Die Arbeitstagung umfasste zwei wesentliche Aspekte: Einerseits präsentierten Aktive und Inaktive dreier zahlenmäßig starker Corps ihre Konzepte der Nachwuchswerbung und stellten die ihrer Meinung nach wichtigsten Gründe für den Erfolg dar. Dabei stellte sich heraus, dass es oft nicht nur langangelegte Konzepte waren, die Erfolge brachten, sondern insbesondere das persönliche Engagement einzelner, die die Initiative beim Ansprechen von möglichen Interessierten ergriffen.

 

Andererseits referierten mehrere Alte Herren über ihre Gedanken und Konzepte, die in der Zukunft den Corps einen größeren Zulauf bescheren sollen. So übertrug zum Beispiel Lothar Mehl Albertinae seine Erfahrungen aus der Wirtschaft bei der „Direktansprache" zur Suche nach geeigneten Kandidaten für bestimmte Arbeitsplätze auf die Nachwuchsgewinnung. Ruprecht Mehring Rhenaniae Bonn, Guestphaliae Halle zu Münster stellte in seinem Referat „Produktbeschreibung Corps" dar, dass Corps insbesondere dadurch an Attraktivität gewinnen würden, wenn sie den Aktiven und Inaktiven eine zeitgemäße Unterkunft sowie attraktive Möglichkeiten der Fortbildung böten.
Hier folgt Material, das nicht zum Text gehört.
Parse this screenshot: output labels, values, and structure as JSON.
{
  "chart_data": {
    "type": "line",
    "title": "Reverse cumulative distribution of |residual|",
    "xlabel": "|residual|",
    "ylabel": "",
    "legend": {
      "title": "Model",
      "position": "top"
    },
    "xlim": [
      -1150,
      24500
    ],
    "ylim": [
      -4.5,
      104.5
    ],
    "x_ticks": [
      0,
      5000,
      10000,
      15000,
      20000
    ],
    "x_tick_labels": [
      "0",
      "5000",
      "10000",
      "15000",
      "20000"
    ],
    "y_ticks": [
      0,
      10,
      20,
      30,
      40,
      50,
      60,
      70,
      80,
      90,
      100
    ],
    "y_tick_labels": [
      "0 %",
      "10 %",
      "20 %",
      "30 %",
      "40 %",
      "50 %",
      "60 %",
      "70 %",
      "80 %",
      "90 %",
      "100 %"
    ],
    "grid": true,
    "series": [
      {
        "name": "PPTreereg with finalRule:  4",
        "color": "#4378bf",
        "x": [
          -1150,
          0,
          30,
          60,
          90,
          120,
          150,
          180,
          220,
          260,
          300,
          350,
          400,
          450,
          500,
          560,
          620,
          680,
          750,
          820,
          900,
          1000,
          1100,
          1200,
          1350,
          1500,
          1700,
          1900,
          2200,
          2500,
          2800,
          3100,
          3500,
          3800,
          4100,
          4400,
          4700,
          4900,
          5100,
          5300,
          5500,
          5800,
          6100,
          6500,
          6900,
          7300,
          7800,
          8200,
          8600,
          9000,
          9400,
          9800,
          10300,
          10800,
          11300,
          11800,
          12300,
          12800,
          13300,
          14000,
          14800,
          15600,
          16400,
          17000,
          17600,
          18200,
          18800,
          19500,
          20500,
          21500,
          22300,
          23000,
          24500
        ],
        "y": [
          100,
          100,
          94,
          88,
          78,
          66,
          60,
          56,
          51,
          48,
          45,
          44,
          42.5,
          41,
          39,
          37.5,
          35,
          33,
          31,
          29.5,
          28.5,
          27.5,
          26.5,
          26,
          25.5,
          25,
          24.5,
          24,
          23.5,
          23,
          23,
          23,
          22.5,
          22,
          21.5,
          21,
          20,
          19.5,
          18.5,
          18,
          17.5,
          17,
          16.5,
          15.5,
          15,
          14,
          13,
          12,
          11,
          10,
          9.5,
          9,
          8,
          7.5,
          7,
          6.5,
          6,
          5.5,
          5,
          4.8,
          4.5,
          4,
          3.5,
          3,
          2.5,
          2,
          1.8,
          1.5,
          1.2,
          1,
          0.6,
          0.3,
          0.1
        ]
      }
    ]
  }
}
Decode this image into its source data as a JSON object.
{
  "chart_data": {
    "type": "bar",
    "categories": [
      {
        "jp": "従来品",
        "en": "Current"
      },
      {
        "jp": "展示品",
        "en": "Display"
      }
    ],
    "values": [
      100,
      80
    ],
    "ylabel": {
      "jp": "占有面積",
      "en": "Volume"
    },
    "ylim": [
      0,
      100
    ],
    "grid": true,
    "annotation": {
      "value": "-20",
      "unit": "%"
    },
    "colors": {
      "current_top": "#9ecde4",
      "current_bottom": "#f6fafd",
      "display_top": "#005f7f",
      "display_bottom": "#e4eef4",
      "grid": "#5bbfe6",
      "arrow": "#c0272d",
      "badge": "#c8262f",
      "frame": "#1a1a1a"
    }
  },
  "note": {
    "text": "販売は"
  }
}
Das Programm wurde abgerundet durch ein Referat von Hans-Werner Kaller der Hellas, des Erz zu „Das Umfeld unserer Werbebotchaften - die Konkurrenz" und eine statistische Auswertung der Nachwuchsarbeit der Kösener Corps - insbesondere des Corps Starkenburgiae - durch Jörg Behlen Starkenburgiae.

 

Auch der gesellige Teil des Wochenendes kam nicht zu kurz: Am Freitag Abend wurde auf dem Hause des Corps Guestphaliae et Suevoborussiae eine Kneipe veranstaltet.